São fotos que expressam a contemplação da artista diante da “beleza” do abandono ideológico e material, percebidos nas cores que restam, observados em salas vazias, desertas e destruídas. São como orgãos de um corpo pesado, inerte, que podem ser captados viceralmente, como entranhas em um processo de decomposição.

As fotos aqui mostradas, metáforas da vida cotidiana diante da fugacidade do tempo, revelam em seu silêncio sepulcral a passagem dos individuos que estiveram por aqueles espaços. A memória do lugar é sugerida pelo desgaste do tempo, revelado em suas paredes, pelo chão, nos restos materiais, ou simplesmente no visível acúmulo de pó.

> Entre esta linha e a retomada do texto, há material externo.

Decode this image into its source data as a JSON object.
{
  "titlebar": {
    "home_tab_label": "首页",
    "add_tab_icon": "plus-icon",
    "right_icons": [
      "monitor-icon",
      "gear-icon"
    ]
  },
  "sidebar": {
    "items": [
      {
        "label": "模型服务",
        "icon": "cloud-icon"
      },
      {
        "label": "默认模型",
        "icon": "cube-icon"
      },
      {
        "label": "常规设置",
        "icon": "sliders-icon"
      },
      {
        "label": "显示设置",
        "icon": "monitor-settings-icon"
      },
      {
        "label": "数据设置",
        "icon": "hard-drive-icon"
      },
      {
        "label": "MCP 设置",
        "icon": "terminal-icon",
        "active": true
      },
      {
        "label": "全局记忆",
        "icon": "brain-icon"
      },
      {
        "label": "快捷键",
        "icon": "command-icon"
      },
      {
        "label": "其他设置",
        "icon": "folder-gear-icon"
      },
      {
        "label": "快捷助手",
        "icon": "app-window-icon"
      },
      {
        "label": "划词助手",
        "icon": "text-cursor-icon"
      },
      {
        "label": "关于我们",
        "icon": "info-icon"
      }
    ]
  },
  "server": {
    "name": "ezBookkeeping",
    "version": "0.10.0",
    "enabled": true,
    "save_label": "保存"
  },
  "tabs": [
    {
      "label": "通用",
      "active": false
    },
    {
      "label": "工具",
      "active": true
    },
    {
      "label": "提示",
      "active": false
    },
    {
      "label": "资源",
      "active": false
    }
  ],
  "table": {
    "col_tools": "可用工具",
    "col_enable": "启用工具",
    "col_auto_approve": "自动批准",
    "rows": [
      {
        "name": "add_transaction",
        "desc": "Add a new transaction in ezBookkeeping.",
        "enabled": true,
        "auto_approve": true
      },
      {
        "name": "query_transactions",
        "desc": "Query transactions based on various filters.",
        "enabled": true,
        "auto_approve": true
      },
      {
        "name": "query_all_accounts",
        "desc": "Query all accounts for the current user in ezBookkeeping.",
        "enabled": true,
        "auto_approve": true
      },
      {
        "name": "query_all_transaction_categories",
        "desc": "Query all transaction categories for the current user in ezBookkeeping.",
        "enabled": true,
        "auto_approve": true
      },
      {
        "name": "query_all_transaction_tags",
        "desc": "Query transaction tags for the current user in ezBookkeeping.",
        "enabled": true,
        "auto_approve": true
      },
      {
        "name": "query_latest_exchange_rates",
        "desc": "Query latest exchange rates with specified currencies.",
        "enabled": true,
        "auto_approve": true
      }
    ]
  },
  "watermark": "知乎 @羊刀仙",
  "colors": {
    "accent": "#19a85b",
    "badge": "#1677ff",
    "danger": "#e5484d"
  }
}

As imagens revelam sempre três paredes – duas laterais paralelas que convergem e restringem o olhar do espectador para a distante parede ao fundo. Trata-se sempre de um olhar fotográfico em perspectiva, com a artista em uma posição propositalmente estática e contemplativa diante da imagem a ser revelada. Presença forte e autoritária da sua objetiva registrando de maneira ampla, já que sempre de um mesmo ângulo, a beleza destes espaços no abandono, ja esquecidos pela história.

É neste intervalo prospectivo, entre o observador e a foto e seu fundo, que reside a alusão ao vazio, percebido nas imagens reveladas. Comentar o nada e o vazio soa óbvio diante da potência destas fotografias. Mas parecem ser estas as novas palavras de ordem para melhor expressar a arte contemporânea atualmente.

Essas são imagens nostálgicas e angustiantes. A luz natural, que entra pelas janelas e frestas ou é apenas sutilmente sugerida nas paredes laterais, nos consola e intimida.

Agumas das imagens escolhidas para esta exposição são de espaços com suas saídas de fuga obstruídas, outras são de longos e intermináveis corredores. Mas são alquelas com suas janelas enquadradas ao fundo, como se estivessem nos obrigando a olhar para fora, que parecem funcionar como uma passagem de escape no formato de uma grande tela cinematografica – capazes de transportar o observador para um mundo diverso do que se vê internamente, pleno de luz em contraste às sombras daquele passado.